Let it go for now, but don't write her off permanently. Life changes in the blink of an eye and regrets are tough to banish.
11-21-2014 01:39 AM
From the OP.....Ok thank you so much for the replies. I appreciate it. I will shake it off and let the ball in her court.
11-21-2014 01:50 AM
Another forum I belong to talked about skills we all need to develop. One was...The act of 'How to know when it's time to 'cut & run' (relationships, jobs, routines, goals). The idea is...being in a bad relationship is easy to ID a 'cut & run'...but even if it's a long-time relationship meeting once a year....even those could qualify as a 'cut & run'. You just don't have anything in common anymore...other than the number of yrs you've known each other. You've grown apart. Why stay in a relationship just because you had the same 3rd grade teacher? It's OK...just cut & not run, but walk away. It's OK. Grow ups can do that.
11-21-2014 01:57 AM
I would give her some space right now.
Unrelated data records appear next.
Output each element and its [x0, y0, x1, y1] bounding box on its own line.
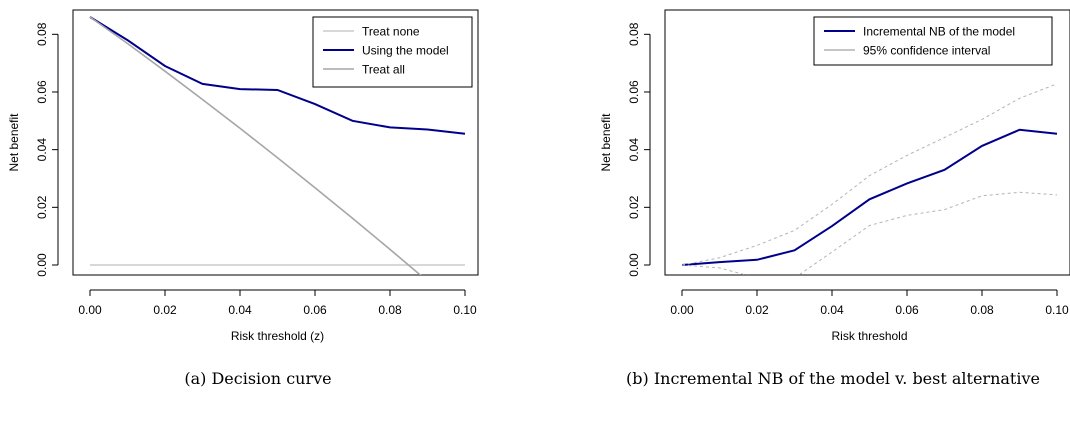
- series-line-2: [89, 16, 422, 275]
- y-tick-label: 0.06: [35, 80, 49, 104]
- series-line-2: [681, 191, 1058, 275]
- legend-box: [813, 16, 1053, 66]
- x-tick-label: 0.10: [1045, 303, 1069, 317]
- y-axis-title: Net benefit: [7, 113, 21, 172]
- legend-label: 95% confidence interval: [863, 44, 990, 58]
- x-axis-title: Risk threshold: [831, 329, 907, 343]
- legend: Treat none Using the model Treat all: [312, 16, 473, 88]
- y-tick-label: 0.02: [627, 195, 641, 219]
- series-line-1: [681, 83, 1058, 266]
- series-line-1: [89, 16, 466, 135]
- legend-label: Treat all: [362, 63, 405, 77]
- x-tick-label: 0.02: [153, 303, 177, 317]
- series-line-0: [681, 128, 1058, 266]
- y-tick-label: 0.08: [35, 22, 49, 46]
- x-tick-label: 0.06: [303, 303, 327, 317]
- plot-frame: [72, 9, 479, 276]
- y-tick-label: 0.04: [627, 138, 641, 162]
- legend-label: Incremental NB of the model: [863, 25, 1015, 39]
- y-tick-label: 0.08: [627, 22, 641, 46]
- chart-panel-b: 0.00 0.02 0.04 0.06 0.08 0.10 0.00 0.02 0.04 0.06…: [599, 9, 1070, 388]
- figure-caption: (a) Decision curve: [184, 369, 331, 388]
- x-tick-label: 0.00: [78, 303, 102, 317]
- y-tick-label: 0.00: [35, 253, 49, 277]
- legend-box: [312, 16, 473, 88]
- y-tick-label: 0.02: [35, 195, 49, 219]
- x-tick-label: 0.08: [970, 303, 994, 317]
- x-axis-title: Risk threshold (z): [231, 329, 324, 343]
- x-tick-label: 0.06: [895, 303, 919, 317]
- y-axis-title: Net benefit: [599, 113, 613, 172]
- x-tick-label: 0.02: [745, 303, 769, 317]
- figure-caption: (b) Incremental NB of the model v. best …: [626, 369, 1040, 388]
- series-group: [681, 83, 1058, 275]
- y-tick-label: 0.06: [627, 80, 641, 104]
- x-tick-label: 0.08: [378, 303, 402, 317]
- x-tick-label: 0.04: [820, 303, 844, 317]
- y-tick-label: 0.00: [627, 253, 641, 277]
- x-tick-label: 0.00: [670, 303, 694, 317]
- series-group: [89, 16, 466, 275]
- plot-frame: [664, 9, 1070, 276]
- x-tick-label: 0.04: [228, 303, 252, 317]
- legend-label: Treat none: [362, 25, 420, 39]
- legend-label: Using the model: [362, 44, 449, 58]
- chart-panel-a: 0.00 0.02 0.04 0.06 0.08 0.10 0.00 0.02 0.04 0.06…: [7, 9, 479, 388]
- x-tick-label: 0.10: [453, 303, 477, 317]
- y-tick-label: 0.04: [35, 138, 49, 162]
- legend: Incremental NB of the model 95% confidenc…: [813, 16, 1053, 66]
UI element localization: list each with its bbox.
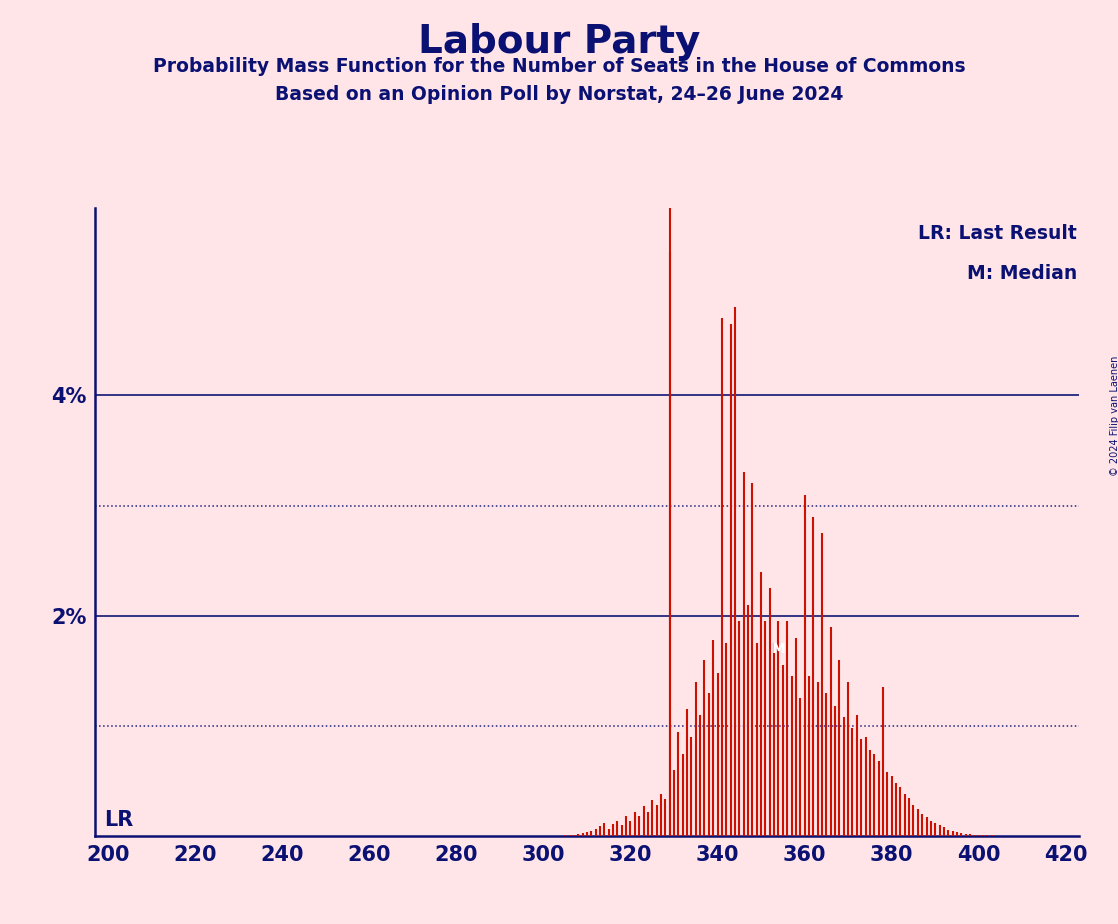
Text: © 2024 Filip van Laenen: © 2024 Filip van Laenen xyxy=(1110,356,1118,476)
Text: M: M xyxy=(771,642,785,656)
Text: LR: LR xyxy=(104,809,133,830)
Text: Labour Party: Labour Party xyxy=(418,23,700,61)
Text: M: Median: M: Median xyxy=(967,264,1077,284)
Text: Based on an Opinion Poll by Norstat, 24–26 June 2024: Based on an Opinion Poll by Norstat, 24–… xyxy=(275,85,843,104)
Text: Probability Mass Function for the Number of Seats in the House of Commons: Probability Mass Function for the Number… xyxy=(153,57,965,77)
Text: LR: Last Result: LR: Last Result xyxy=(918,224,1077,243)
There might be things going on in her life that she can't talk to you about right now. Or...she might be very disorganized, and can't figure out a good time to get together.
Don't take it personally, but just wait it out and let her be the one to make the next move.
11-21-2014 02:08 AM
I would just wait for her to contact me.
11-21-2014 02:13 AM
I would re-embrace this relationship in the same way she has -- with some indifference. Don't make a big deal about any of it, let it go and let her decide when they have time for you. Then you decide if you have time for them.
Sometimes friendships take a break for a year or a few and people are able to pick up where they left off like it was yesterday. If you continue to feel resentment, it's probably in need of a break.
11-21-2014 02:32 AM
On 11/20/2014 Joselyn33 said:The ball is in her court. Don't write her back after Thanksgiving. If she wants to see you all then, she can set it up. Don't feel obligated just because you've known her 45 years.
11-21-2014 02:52 AM
11-21-2014 03:17 AM
We can't know what is going on in another's life that they may not feel comfortable sharing. It could be her husband who causes the delays and cancelations. It could be that she's experiencing bouts of depression.
I had a close friend but once we were married our husbands didn't care for each other, truth be told, I didn't care for her husband either so we saw less and less of each other.
So, my advice is to not take it personally and continue to keep in touch and if she finds a time to get together go and if not forget about it, dinner out together isn't all that.
11-21-2014 03:31 AM
When she mentioned the dishwasher the first thing that I thought of was the cost of the repair made them have to postpone going out to dinner. Then other expenses may be coming up such as Thanksgiving dinner etc.